NEW YORK (

TheStreet

) -- An increase in income tax receipts helped cut the U.S. monthly budget deficit in half this April compared to last year, the Treasury Department said on Wednesday.

The budget deficit came in at $40.5 billion for April, down from the $82.7 billion deficit in April 2010, according to the U.S. Treasury Department's monthly financial statement. Economists were expecting a $41 billion figure, according to

Briefing.com

.

In April, government spending rose to $330 billion from $328 billion in April 2010. For the first seven months of the fiscal year, government spending was up about 9% to $2.189 trillion from $1.999 trillion a year earlier.

The government reported that receipts in April rose to $289.5 billion from $245.3 billion. Individual income tax receipts were up to $155.6 billion from $107.3 billion while corporate income tax receipts saw a slight gain, coming in at $25.1 billion from $23.1 billion in the prior year.

Still, the increase in tax revenue is not nearly enough to keep the federal budget deficit from exceeding $1 trillion for a third consecutive year.
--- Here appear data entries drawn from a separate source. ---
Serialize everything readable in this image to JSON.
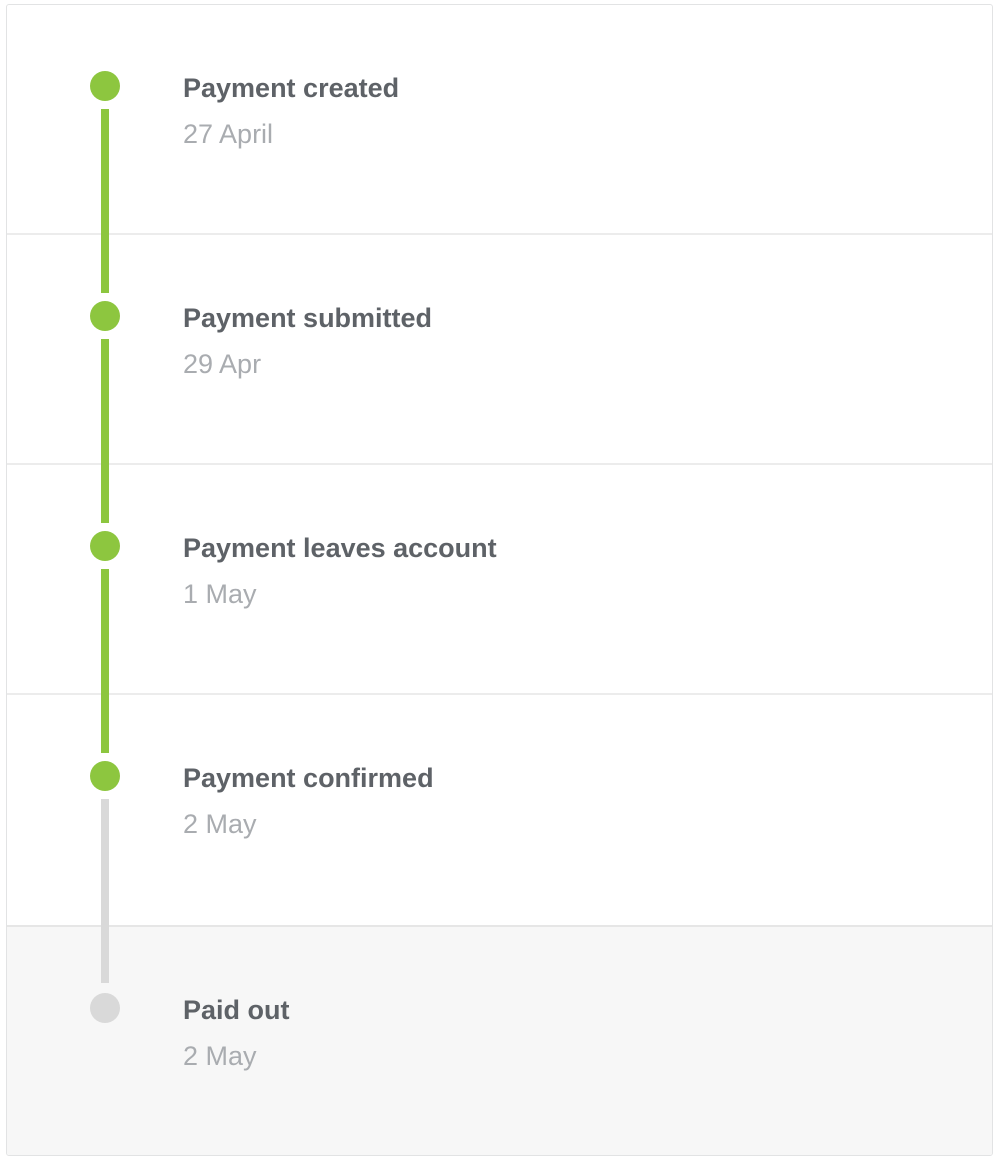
{
  "colors": {
    "complete": "#8dc63f",
    "pending": "#d9d9d9",
    "title": "#5e6267",
    "date": "#a9acb0"
  },
  "steps": [
    {
      "title": "Payment created",
      "date": "27 April",
      "status": "complete"
    },
    {
      "title": "Payment submitted",
      "date": "29 Apr",
      "status": "complete"
    },
    {
      "title": "Payment leaves account",
      "date": "1 May",
      "status": "complete"
    },
    {
      "title": "Payment confirmed",
      "date": "2 May",
      "status": "complete"
    },
    {
      "title": "Paid out",
      "date": "2 May",
      "status": "pending"
    }
  ]
}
The deficit remains on pace to grow by $1.4 trillion during this budget year, according to an estimate from the Congressional Budget Office.

As the May 16 deadline for the $14.294 trillion debt ceiling approaches, President Barack Obama plans to discuss the issue with lawmakers but said he won't be directly involved in any negotiations.

Congress has raised the debt ceiling 10 times in the past decade, according to

National Journal

. Now Republicans are saying they will refuse to vote to increase the borrowing limit unless the administration agrees to pass deep cuts in spending.